Now here is a funny story that has caused me to think some.
Right in my driveway, the starter of our van stopped working. My neighbour, who is an expert electrician and who worked for GE for 22 years, said, “Let’s take it apart and we’ll see what’s wrong. I can probably save you 150 dollars or more. After all, it isn’t cheap to get this fixed yourself.”
Bill was right. It would cost me 50.00 dollars just to tow the van to the mechanic’s. After that, it would likely cost another 150 to 250 dollars in labor and parts to “fix” the thing. Bill was a nice guy. I would take a look at it. I felt kind of good. This would “work out” just fine.
Bill helped me to jack up the van and get the starter disconnected from the van. I was grateful for Bill’s help. He really knew what he was doing. Because of his own confidence and knowledge in the matter, I was influenced to “keep on going” … it would all work out (apart from his help, I’m not sure if I would have ventured to do this, although I have done some electro-mechanical work on occasion). Soon, with Bill’s help, I had the starter off.
We looked at it, and, sure enough, the only problem with the starter was that it needed two new electrical brushes that make contact with the motor armature — the part that turns.
“You’re lucky!” Bill exclaimed. “It’s not the armature! That would have cost you a bundle! It looks like you only need two new brushes.”

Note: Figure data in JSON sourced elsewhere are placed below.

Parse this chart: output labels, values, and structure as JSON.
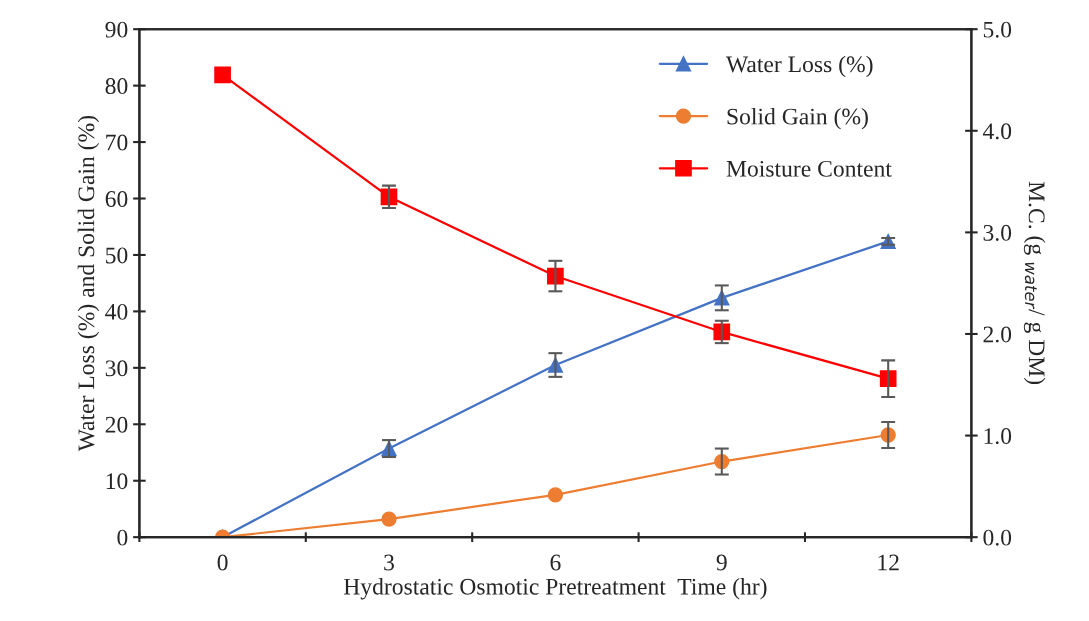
{
  "chart_data": {
    "type": "line",
    "xlabel": "Hydrostatic Osmotic Pretreatment  Time (hr)",
    "ylabel": "Water Loss (%) and Solid Gain (%)",
    "y2label": "M.C. (g $_{water}$/ g DM)",
    "categories": [
      "0",
      "3",
      "6",
      "9",
      "12"
    ],
    "ylim": [
      0,
      90
    ],
    "yticks": [
      0,
      10,
      20,
      30,
      40,
      50,
      60,
      70,
      80,
      90
    ],
    "y2lim": [
      0,
      5
    ],
    "y2ticks": [
      {
        "value": 0,
        "label": "0.0"
      },
      {
        "value": 1,
        "label": "1.0"
      },
      {
        "value": 2,
        "label": "2.0"
      },
      {
        "value": 3,
        "label": "3.0"
      },
      {
        "value": 4,
        "label": "4.0"
      },
      {
        "value": 5,
        "label": "5.0"
      }
    ],
    "grid": false,
    "legend": "top right",
    "series": [
      {
        "name": "Water Loss (%)",
        "color": "#4472c4",
        "marker": "triangle",
        "values": [
          0,
          15.7,
          30.5,
          42.4,
          52.4
        ],
        "errors": [
          null,
          1.5,
          2.1,
          2.2,
          0.6
        ]
      },
      {
        "name": "Solid Gain (%)",
        "color": "#ed7d31",
        "marker": "circle",
        "values": [
          0,
          3.2,
          7.5,
          13.4,
          18.1
        ],
        "errors": [
          null,
          null,
          null,
          2.3,
          2.3
        ]
      },
      {
        "name": "Moisture Content",
        "color": "#ff0000",
        "marker": "square",
        "axis": "y2",
        "values": [
          4.55,
          3.35,
          2.57,
          2.02,
          1.56
        ],
        "errors": [
          null,
          0.11,
          0.15,
          0.11,
          0.18
        ]
      }
    ]
  }
}
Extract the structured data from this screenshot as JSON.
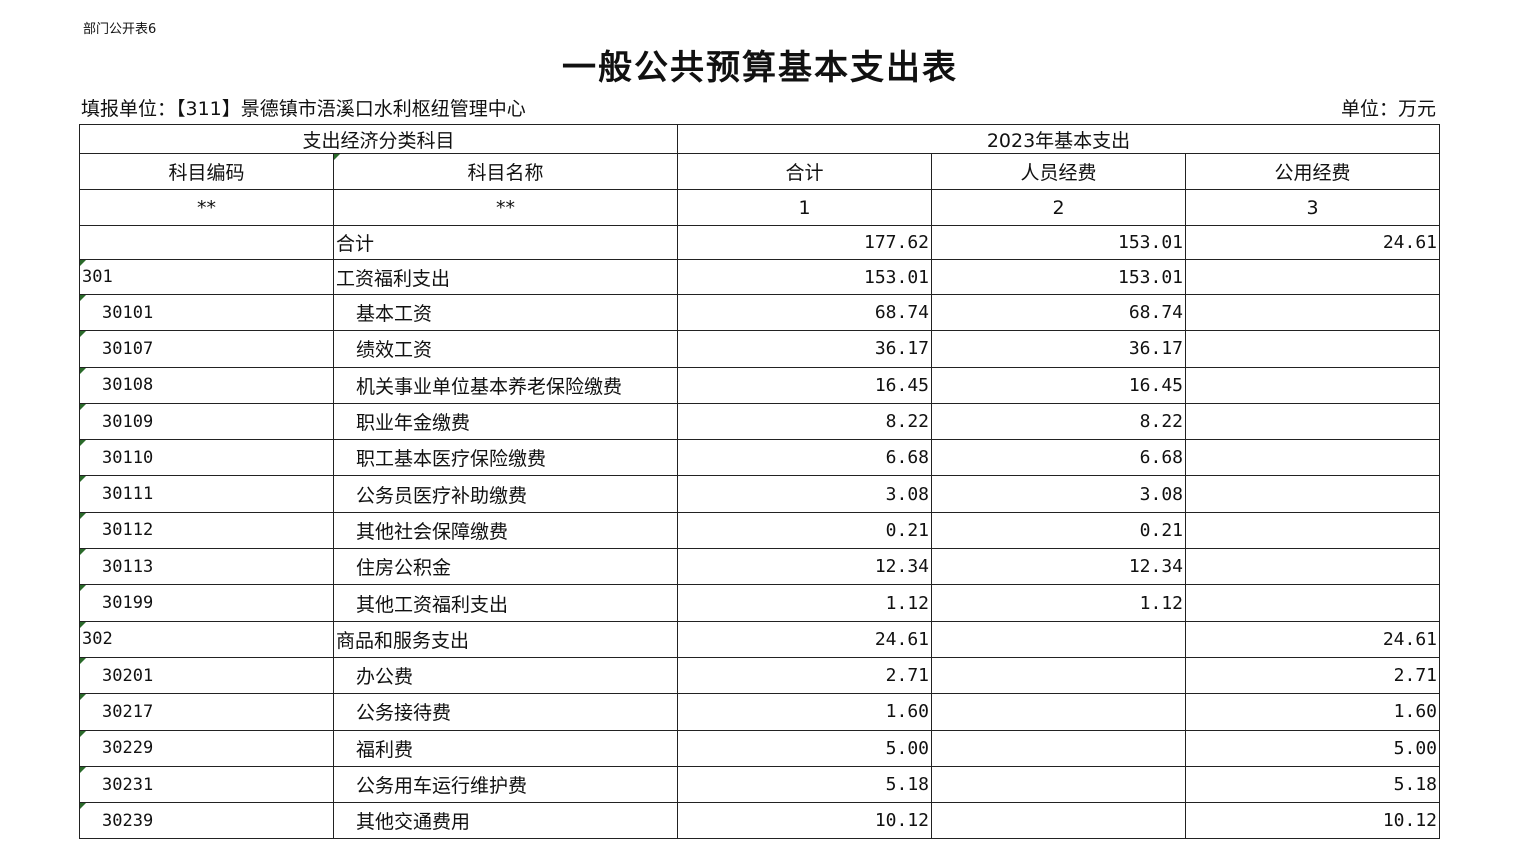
{
  "table_tag": "部门公开表6",
  "title": "一般公共预算基本支出表",
  "reporting_unit": "填报单位：【311】景德镇市浯溪口水利枢纽管理中心",
  "unit": "单位：万元",
  "header": {
    "group_left": "支出经济分类科目",
    "group_right": "2023年基本支出",
    "columns": [
      "科目编码",
      "科目名称",
      "合计",
      "人员经费",
      "公用经费"
    ],
    "index": [
      "**",
      "**",
      "1",
      "2",
      "3"
    ]
  },
  "rows": [
    {
      "code": "",
      "name": "合计",
      "total": "177.62",
      "personnel": "153.01",
      "public": "24.61",
      "level": 0
    },
    {
      "code": "301",
      "name": "工资福利支出",
      "total": "153.01",
      "personnel": "153.01",
      "public": "",
      "level": 1
    },
    {
      "code": "30101",
      "name": "基本工资",
      "total": "68.74",
      "personnel": "68.74",
      "public": "",
      "level": 2
    },
    {
      "code": "30107",
      "name": "绩效工资",
      "total": "36.17",
      "personnel": "36.17",
      "public": "",
      "level": 2
    },
    {
      "code": "30108",
      "name": "机关事业单位基本养老保险缴费",
      "total": "16.45",
      "personnel": "16.45",
      "public": "",
      "level": 2
    },
    {
      "code": "30109",
      "name": "职业年金缴费",
      "total": "8.22",
      "personnel": "8.22",
      "public": "",
      "level": 2
    },
    {
      "code": "30110",
      "name": "职工基本医疗保险缴费",
      "total": "6.68",
      "personnel": "6.68",
      "public": "",
      "level": 2
    },
    {
      "code": "30111",
      "name": "公务员医疗补助缴费",
      "total": "3.08",
      "personnel": "3.08",
      "public": "",
      "level": 2
    },
    {
      "code": "30112",
      "name": "其他社会保障缴费",
      "total": "0.21",
      "personnel": "0.21",
      "public": "",
      "level": 2
    },
    {
      "code": "30113",
      "name": "住房公积金",
      "total": "12.34",
      "personnel": "12.34",
      "public": "",
      "level": 2
    },
    {
      "code": "30199",
      "name": "其他工资福利支出",
      "total": "1.12",
      "personnel": "1.12",
      "public": "",
      "level": 2
    },
    {
      "code": "302",
      "name": "商品和服务支出",
      "total": "24.61",
      "personnel": "",
      "public": "24.61",
      "level": 1
    },
    {
      "code": "30201",
      "name": "办公费",
      "total": "2.71",
      "personnel": "",
      "public": "2.71",
      "level": 2
    },
    {
      "code": "30217",
      "name": "公务接待费",
      "total": "1.60",
      "personnel": "",
      "public": "1.60",
      "level": 2
    },
    {
      "code": "30229",
      "name": "福利费",
      "total": "5.00",
      "personnel": "",
      "public": "5.00",
      "level": 2
    },
    {
      "code": "30231",
      "name": "公务用车运行维护费",
      "total": "5.18",
      "personnel": "",
      "public": "5.18",
      "level": 2
    },
    {
      "code": "30239",
      "name": "其他交通费用",
      "total": "10.12",
      "personnel": "",
      "public": "10.12",
      "level": 2
    }
  ]
}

I felt relieved, and grateful that Bill had helped me out. Who wanted to spend needless money? With Bill’s help, I would save perhaps 200 dollars or more! I was proud. Money was everything.
The next day, I was able to get the new part that was needed — a small assembly containing the two new brushes. It cost me the great sum of $5.00 Canadian (about $3.50 US). Was I smiling! Five bucks to fix that motor! I was laughing …

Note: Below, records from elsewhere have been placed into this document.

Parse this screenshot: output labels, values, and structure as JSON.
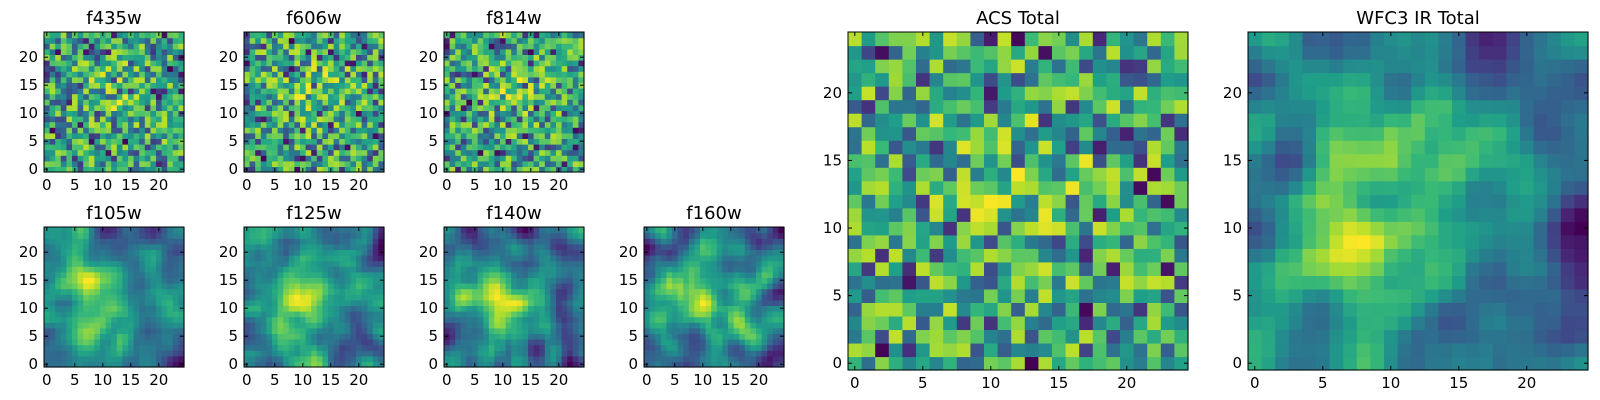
{
  "figure": {
    "background": "#ffffff"
  },
  "chart_data": [
    {
      "type": "heatmap",
      "title": "f435w",
      "rows": 25,
      "cols": 25,
      "xticks": [
        0,
        5,
        10,
        15,
        20
      ],
      "yticks": [
        0,
        5,
        10,
        15,
        20
      ],
      "xlim": [
        -0.5,
        24.5
      ],
      "ylim": [
        -0.5,
        24.5
      ],
      "colormap": "viridis",
      "pattern": "noise",
      "seed": 11
    },
    {
      "type": "heatmap",
      "title": "f606w",
      "rows": 25,
      "cols": 25,
      "xticks": [
        0,
        5,
        10,
        15,
        20
      ],
      "yticks": [
        0,
        5,
        10,
        15,
        20
      ],
      "xlim": [
        -0.5,
        24.5
      ],
      "ylim": [
        -0.5,
        24.5
      ],
      "colormap": "viridis",
      "pattern": "noise",
      "seed": 23
    },
    {
      "type": "heatmap",
      "title": "f814w",
      "rows": 25,
      "cols": 25,
      "xticks": [
        0,
        5,
        10,
        15,
        20
      ],
      "yticks": [
        0,
        5,
        10,
        15,
        20
      ],
      "xlim": [
        -0.5,
        24.5
      ],
      "ylim": [
        -0.5,
        24.5
      ],
      "colormap": "viridis",
      "pattern": "noise",
      "seed": 37
    },
    {
      "type": "heatmap",
      "title": "f105w",
      "rows": 25,
      "cols": 25,
      "xticks": [
        0,
        5,
        10,
        15,
        20
      ],
      "yticks": [
        0,
        5,
        10,
        15,
        20
      ],
      "xlim": [
        -0.5,
        24.5
      ],
      "ylim": [
        -0.5,
        24.5
      ],
      "colormap": "viridis",
      "pattern": "smooth",
      "seed": 41
    },
    {
      "type": "heatmap",
      "title": "f125w",
      "rows": 25,
      "cols": 25,
      "xticks": [
        0,
        5,
        10,
        15,
        20
      ],
      "yticks": [
        0,
        5,
        10,
        15,
        20
      ],
      "xlim": [
        -0.5,
        24.5
      ],
      "ylim": [
        -0.5,
        24.5
      ],
      "colormap": "viridis",
      "pattern": "smooth",
      "seed": 53
    },
    {
      "type": "heatmap",
      "title": "f140w",
      "rows": 25,
      "cols": 25,
      "xticks": [
        0,
        5,
        10,
        15,
        20
      ],
      "yticks": [
        0,
        5,
        10,
        15,
        20
      ],
      "xlim": [
        -0.5,
        24.5
      ],
      "ylim": [
        -0.5,
        24.5
      ],
      "colormap": "viridis",
      "pattern": "smooth",
      "seed": 67
    },
    {
      "type": "heatmap",
      "title": "f160w",
      "rows": 25,
      "cols": 25,
      "xticks": [
        0,
        5,
        10,
        15,
        20
      ],
      "yticks": [
        0,
        5,
        10,
        15,
        20
      ],
      "xlim": [
        -0.5,
        24.5
      ],
      "ylim": [
        -0.5,
        24.5
      ],
      "colormap": "viridis",
      "pattern": "smooth",
      "seed": 79
    },
    {
      "type": "heatmap",
      "title": "ACS Total",
      "rows": 25,
      "cols": 25,
      "xticks": [
        0,
        5,
        10,
        15,
        20
      ],
      "yticks": [
        0,
        5,
        10,
        15,
        20
      ],
      "xlim": [
        -0.5,
        24.5
      ],
      "ylim": [
        -0.5,
        24.5
      ],
      "colormap": "viridis",
      "pattern": "noise",
      "seed": 97
    },
    {
      "type": "heatmap",
      "title": "WFC3 IR Total",
      "rows": 25,
      "cols": 25,
      "xticks": [
        0,
        5,
        10,
        15,
        20
      ],
      "yticks": [
        0,
        5,
        10,
        15,
        20
      ],
      "xlim": [
        -0.5,
        24.5
      ],
      "ylim": [
        -0.5,
        24.5
      ],
      "colormap": "viridis",
      "pattern": "smooth",
      "seed": 113
    }
  ]
}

I got back home and just “couldn’t wait” to get the two new brushes installed. Soon, I had the thing back together. I applied some electricity before connecting it up to the engine, just to “make sure” that everything would work out okay. “Zap”, the spark went. Hum. It didn’t seem to work.
I was kind of scared that something was wrong, so, instead of keeping the electricity applied (and risk burning something inside), I decided to open the motor back up again. I guess at that point I should have realized that “something was wrong … the guy to contact is … Bill (next door)!” But Bill was out, having just left for his music lessons. He wouldn’t be back for perhaps and hour or two, and I “just couldn’t wait.”

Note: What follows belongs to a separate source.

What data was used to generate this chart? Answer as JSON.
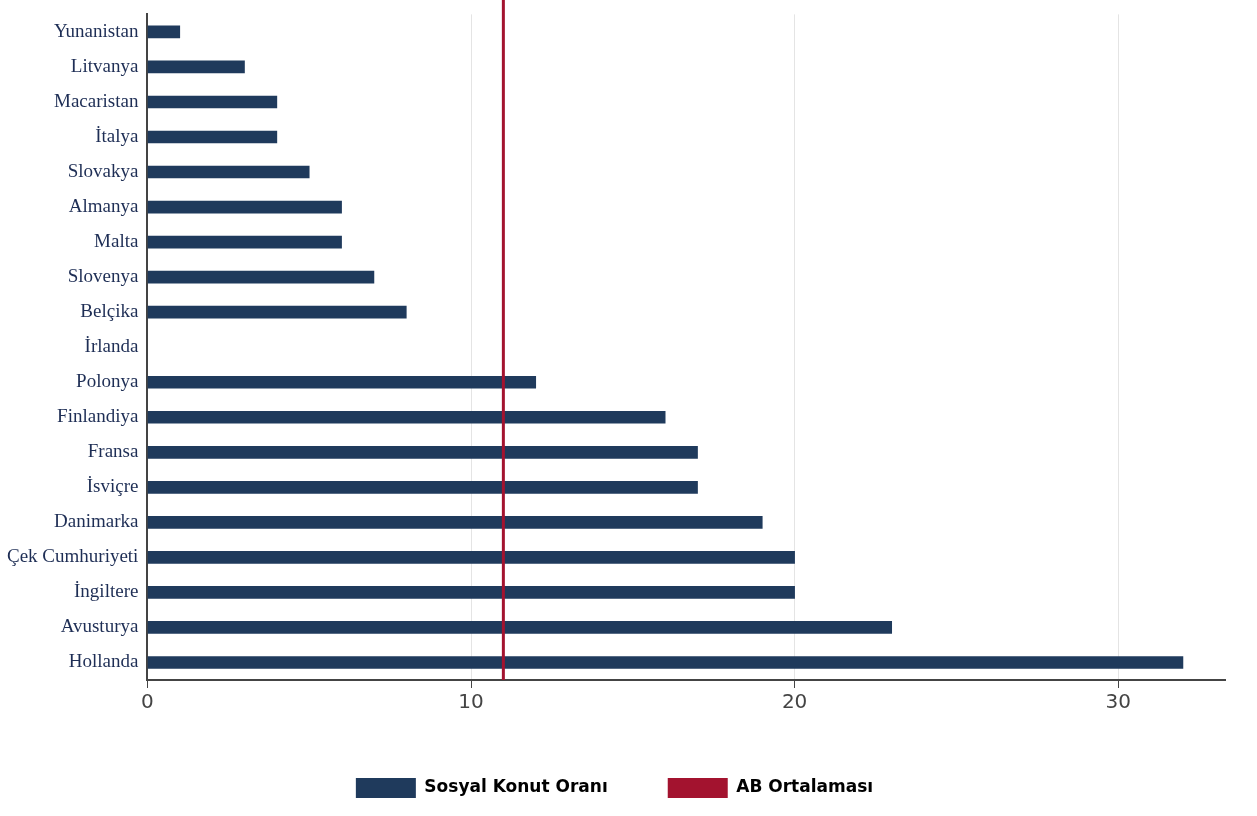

I took the motor apart again, and looked at everything carefully.
“Phew,” I thought to myself. “Nothing is burned. It looks okay. I guess I had just better put that thing back together again and see if it works.” This time, however, I forgot to insert a very small piece of metal that separates the critical copper winding of the armature from the rest of the assembly. I didn’t notice.
Soon, I applied the electricity again.
“Zoom!” went the motor. “Wow, that thing is flying!” I said to myself. “She looks like she’s really working fine, now! Great! I’m on the r-i-g-h-t track!” I thought to myself proudly. But I was wrong. Something was d-r-a-s-t-i-c-a-l-l-y wrong! Everytime the motor went “zoom”, the precious copper winding of the armature (the expensive part, that Bill said I was “lucky” wasn’t damaged) was being ground away to dust!
I didn’t realize anything was wrong, until I glanced down and noticed the small metal separator — the part that was supposed to be inside the motor — lying there where it shouldn’t have been! I thought to myself, “Oh no! Quickly, I’ve got to open this thing up and see if it’s okay!” I thought it was. After all, it had sounded so “good” when is was “zooming”. But I was wrong. Dead wrong.
I opened it up and the once “very good” armature was all broken apart — no longer usable and “toast” as far as any future productivity was concerned. It would have to be scrapped.
“I wonder if the Lord is somehow speaking to me through this,” I thought to myself, “that money isn’t everything.”
I have since ordered a brand new armature for about $60.00 (+ tax) and am not worried about it. This is the Lord’s business. But I do think he was trying to teach me a lesson. “Don’t be so proud about your accomplishments. They can turn to toast in a day … if you’re not careful!”